Some races can get you into murky waters quickly.

Such was the case in the 1500m final at the World Athletics Championships where Laura Muir won bronze for Great Britain - her second major championship medal in less than a year after silver at Tokyo 2020.

The final had started at a phenomenal pace, with Gudaf Tsegay of Ethiopia sprinting from the start line to finish the first 200m in 29 seconds.

By the end of the first 400m there were audible gasps from the crowd as the time of 55 seconds showed briefly on the stadium clock, before being corrected to 58.05.

Still, the pace had broken most of the field as only four contenders remained in contention for the medals after the first lap.

“I knew it was fast. I didn’t look at the clock at all. I quite often don’t look at the clock in a final because I just want to race it,” said Muir in an exclusive interview with Olympics.com the day after the final.

“So I’m quite glad I didn’t look at the clock because if I had seen the splits, I might have freaked myself out a little bit because it was really quick.

“I’ve never run that fast the first 400m of a 1500m.”

By the end of the race, Muir had crossed the line in 3:55.28, the second-fastest time of her life, and secured Britain its first medal of the championships.

A whirlwind season that’s still going strong

The last twelve months have been a huge success for Muir, but it hasn't all been plain sailing.

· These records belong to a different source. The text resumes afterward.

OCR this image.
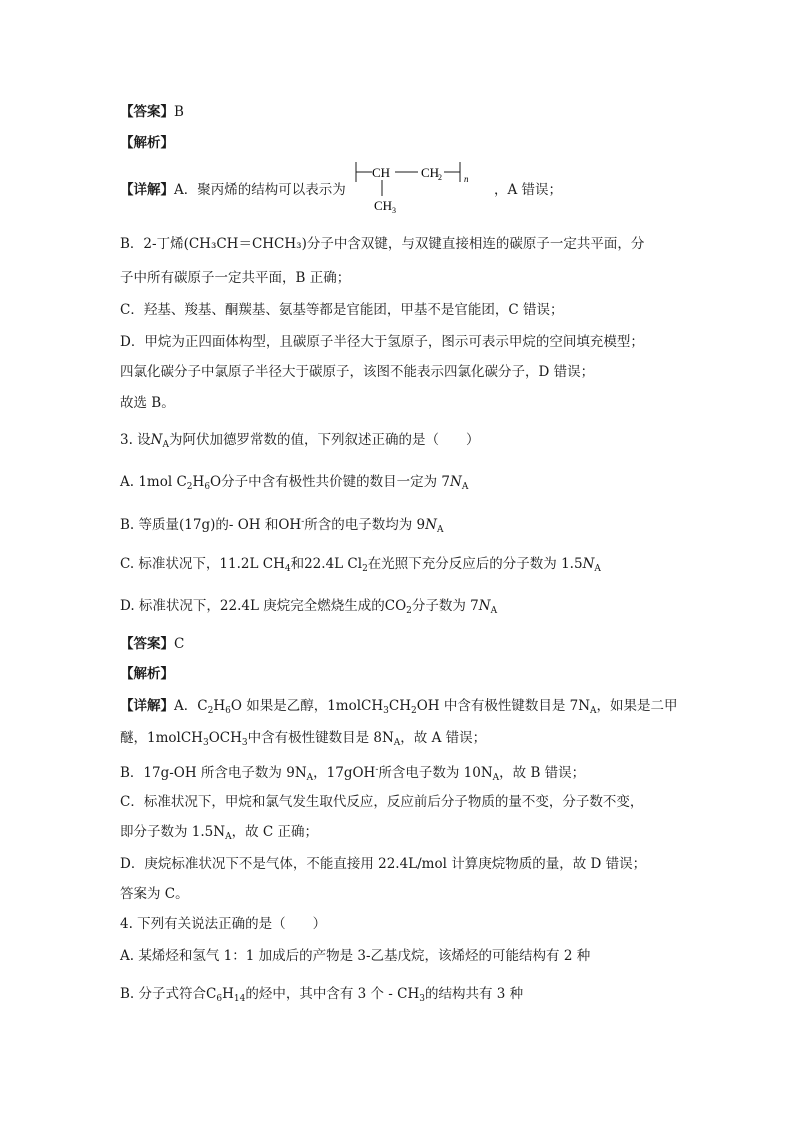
【答案】B
【解析】
【详解】A．聚丙烯的结构可以表示为
CH CH
2 n
CH 3
，A 错误；
B．2-丁烯(CH₃CH＝CHCH₃)分子中含双键，与双键直接相连的碳原子一定共平面，分
子中所有碳原子一定共平面，B 正确；
C．羟基、羧基、酮羰基、氨基等都是官能团，甲基不是官能团，C 错误；
D．甲烷为正四面体构型，且碳原子半径大于氢原子，图示可表示甲烷的空间填充模型；
四氯化碳分子中氯原子半径大于碳原子，该图不能表示四氯化碳分子，D 错误；
故选 B。
3. 设$N_A$为阿伏加德罗常数的值，下列叙述正确的是（　　）
A. 1mol $C_2H_6O$分子中含有极性共价键的数目一定为 $7N_A$
B. 等质量(17g)的- OH 和OH-所含的电子数均为 $9N_A$
C. 标准状况下，11.2L $CH_4$和22.4L $Cl_2$在光照下充分反应后的分子数为 $1.5N_A$
D. 标准状况下，22.4L 庚烷完全燃烧生成的$CO_2$分子数为 $7N_A$
【答案】C
【解析】
【详解】A．$C_2H_6O$ 如果是乙醇，$1molCH_3CH_2OH$ 中含有极性键数目是 $7N_A$，如果是二甲
醚，$1molCH_3OCH_3$中含有极性键数目是 $8N_A$，故 A 错误；
B．17g-OH 所含电子数为 $9N_A$，17gOH-所含电子数为 $10N_A$，故 B 错误；
C．标准状况下，甲烷和氯气发生取代反应，反应前后分子物质的量不变，分子数不变，
即分子数为 $1.5N_A$，故 C 正确；
D．庚烷标准状况下不是气体，不能直接用 22.4L/mol 计算庚烷物质的量，故 D 错误；
答案为 C。
4. 下列有关说法正确的是（　　）
A. 某烯烃和氢气 1：1 加成后的产物是 3-乙基戊烷，该烯烃的可能结构有 2 种
B. 分子式符合$C_6H_{14}$的烃中，其中含有 3 个 - $CH_3$的结构共有 3 种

At Tokyo 2020, she won silver in a thrilling 1500m where she came second only to double Olympic and world championships gold medallist Faith Kipyegon of Kenya.

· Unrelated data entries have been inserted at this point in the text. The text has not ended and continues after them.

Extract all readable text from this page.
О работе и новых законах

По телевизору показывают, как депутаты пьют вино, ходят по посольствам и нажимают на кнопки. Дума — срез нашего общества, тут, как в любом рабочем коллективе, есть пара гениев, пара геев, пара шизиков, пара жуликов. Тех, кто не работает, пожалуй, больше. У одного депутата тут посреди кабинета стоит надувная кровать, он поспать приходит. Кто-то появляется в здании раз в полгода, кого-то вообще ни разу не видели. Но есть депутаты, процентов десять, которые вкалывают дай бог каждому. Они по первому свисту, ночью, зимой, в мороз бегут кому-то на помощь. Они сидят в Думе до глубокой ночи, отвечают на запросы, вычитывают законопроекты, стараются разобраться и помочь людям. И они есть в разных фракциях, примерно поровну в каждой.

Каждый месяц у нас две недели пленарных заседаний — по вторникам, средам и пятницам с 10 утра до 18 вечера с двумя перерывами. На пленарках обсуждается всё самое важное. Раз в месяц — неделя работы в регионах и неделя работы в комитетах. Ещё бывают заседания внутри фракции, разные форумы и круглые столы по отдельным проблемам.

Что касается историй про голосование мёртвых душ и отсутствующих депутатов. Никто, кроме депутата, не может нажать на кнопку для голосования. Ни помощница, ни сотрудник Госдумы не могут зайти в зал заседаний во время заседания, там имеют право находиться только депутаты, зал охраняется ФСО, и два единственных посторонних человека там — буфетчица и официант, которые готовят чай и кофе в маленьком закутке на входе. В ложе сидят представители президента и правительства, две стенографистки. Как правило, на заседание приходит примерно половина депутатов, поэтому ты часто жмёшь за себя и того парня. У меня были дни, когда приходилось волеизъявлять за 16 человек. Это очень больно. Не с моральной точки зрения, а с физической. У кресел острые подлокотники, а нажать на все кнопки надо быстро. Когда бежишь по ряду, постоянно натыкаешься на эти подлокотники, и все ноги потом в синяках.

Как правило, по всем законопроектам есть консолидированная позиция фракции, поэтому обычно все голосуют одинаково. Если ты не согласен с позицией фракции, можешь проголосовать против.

“I was so emotional after that final because that was my first global outdoor medal and for it to be an Olympic medal and for it to be silver, and I ran a British record, everything came together at the right time,” Muir said.

She followed it up with bronze at this year’s Worlds, however sandwiched in between had been an injury she describes as the most serious of her life, which left her entire year on the track in jeopardy.

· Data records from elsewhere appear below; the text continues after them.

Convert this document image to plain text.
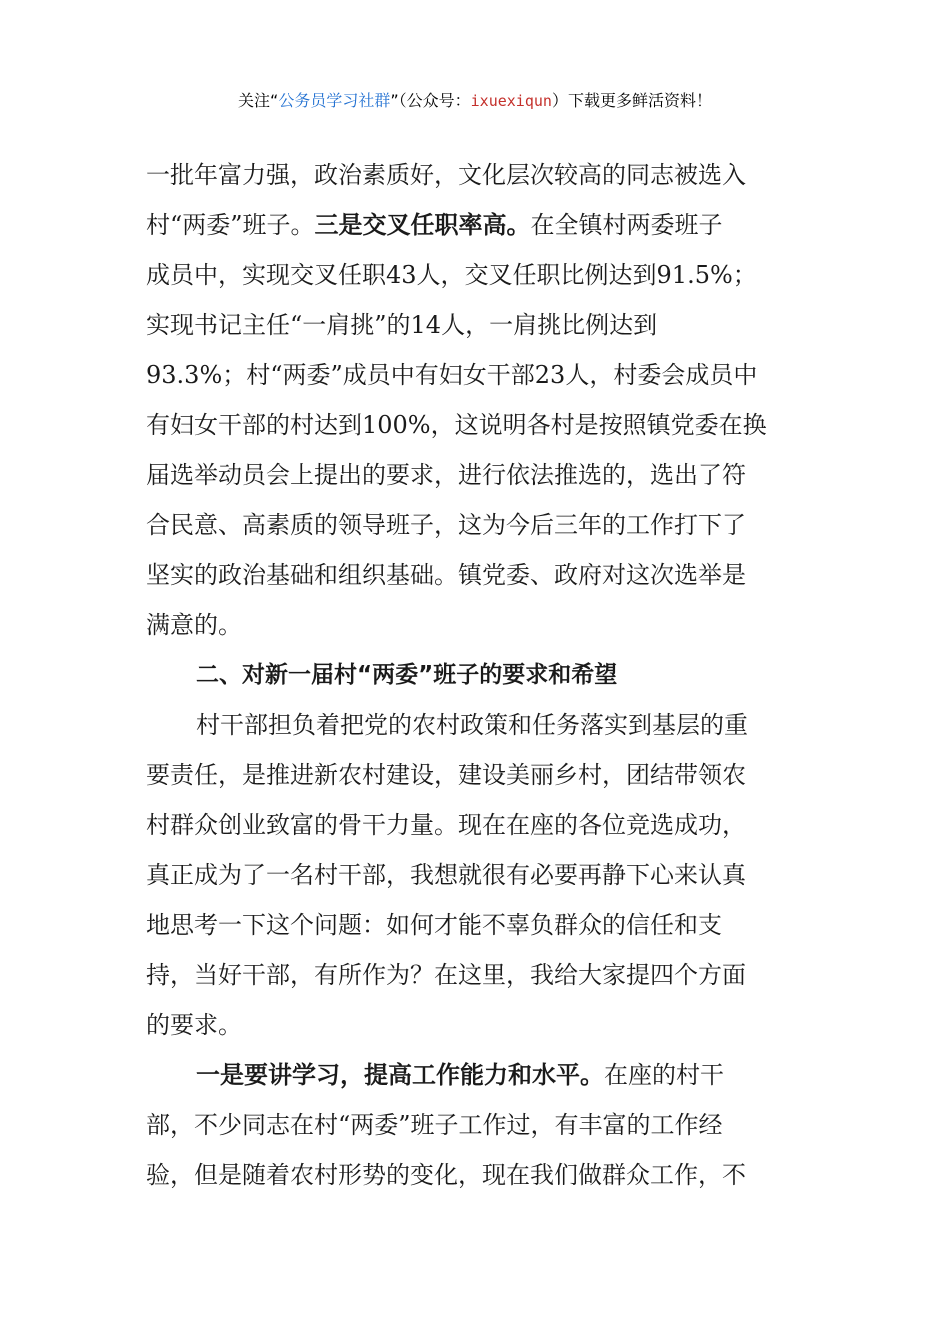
关注“公务员学习社群”（公众号：ixuexiqun）下载更多鲜活资料！
一批年富力强，政治素质好，文化层次较高的同志被选入
村“两委”班子。三是交叉任职率高。在全镇村两委班子
成员中，实现交叉任职43人，交叉任职比例达到91.5%；
实现书记主任“一肩挑”的14人，一肩挑比例达到
93.3%；村“两委”成员中有妇女干部23人，村委会成员中
有妇女干部的村达到100%，这说明各村是按照镇党委在换
届选举动员会上提出的要求，进行依法推选的，选出了符
合民意、高素质的领导班子，这为今后三年的工作打下了
坚实的政治基础和组织基础。镇党委、政府对这次选举是
满意的。
二、对新一届村“两委”班子的要求和希望
村干部担负着把党的农村政策和任务落实到基层的重
要责任，是推进新农村建设，建设美丽乡村，团结带领农
村群众创业致富的骨干力量。现在在座的各位竞选成功，
真正成为了一名村干部，我想就很有必要再静下心来认真
地思考一下这个问题：如何才能不辜负群众的信任和支
持，当好干部，有所作为？在这里，我给大家提四个方面
的要求。
一是要讲学习，提高工作能力和水平。在座的村干
部，不少同志在村“两委”班子工作过，有丰富的工作经
验，但是随着农村形势的变化，现在我们做群众工作，不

“It is probably the most significant injury I've had so far in my running career,” said Muir.

“I had a stress response in the femur, so it wasn't a fracture, but it's a stage before a fracture. So we were lucky. We caught it early, but just where it was in the femur, it was the sort where I wasn't able to run for two months and I was on crutches for two weeks.”

Fortunately for Muir, the injury occurred in February, but it still left her out of running action for a full two months.

In a year that included the World Championships, the Commonwealths and the European Championships, the disruption was far from ideal.

“It was tough,” said Muir. “And there were times where I wasn't too sure at the start of the season how I was going to perform in these championships.

“And I thought, you know what, if I can make the final, I'll be really happy.

“And then when we got closer, I was like, No, no, I can be competitive now. I feel I can be not only competitive but win a medal.”

Flying the Scottish flag proudly in Birmingham

Unlike the World Championships or the Olympics where she ran for Britain, Muir is competing under the flag of Scotland at the Commonwealth Games in Birmingham.

She is part of a group of Scottish athletes that is now at the centre of a new golden era of British middle distance running, along with Olympic 1500m bronze medallist Josh Kerr, new World 1500m gold medallist Jake Wightman and British 5000m national record holder Eilish McColgan.

Muir puts the success of Scottish athletes down to having role models who can inspire you to achieve what they have accomplished and, in her case, even more.

“You just need to see one person doing it and say, well, why can't I do that?” she said.

And it is the self-belief that these role models instil in an athlete that allowed her to realise that you can go on and mix it with the greatest runners on the planet.

“I think it just takes one person to show you that you can do it, you can compete with and beat the best in the world.”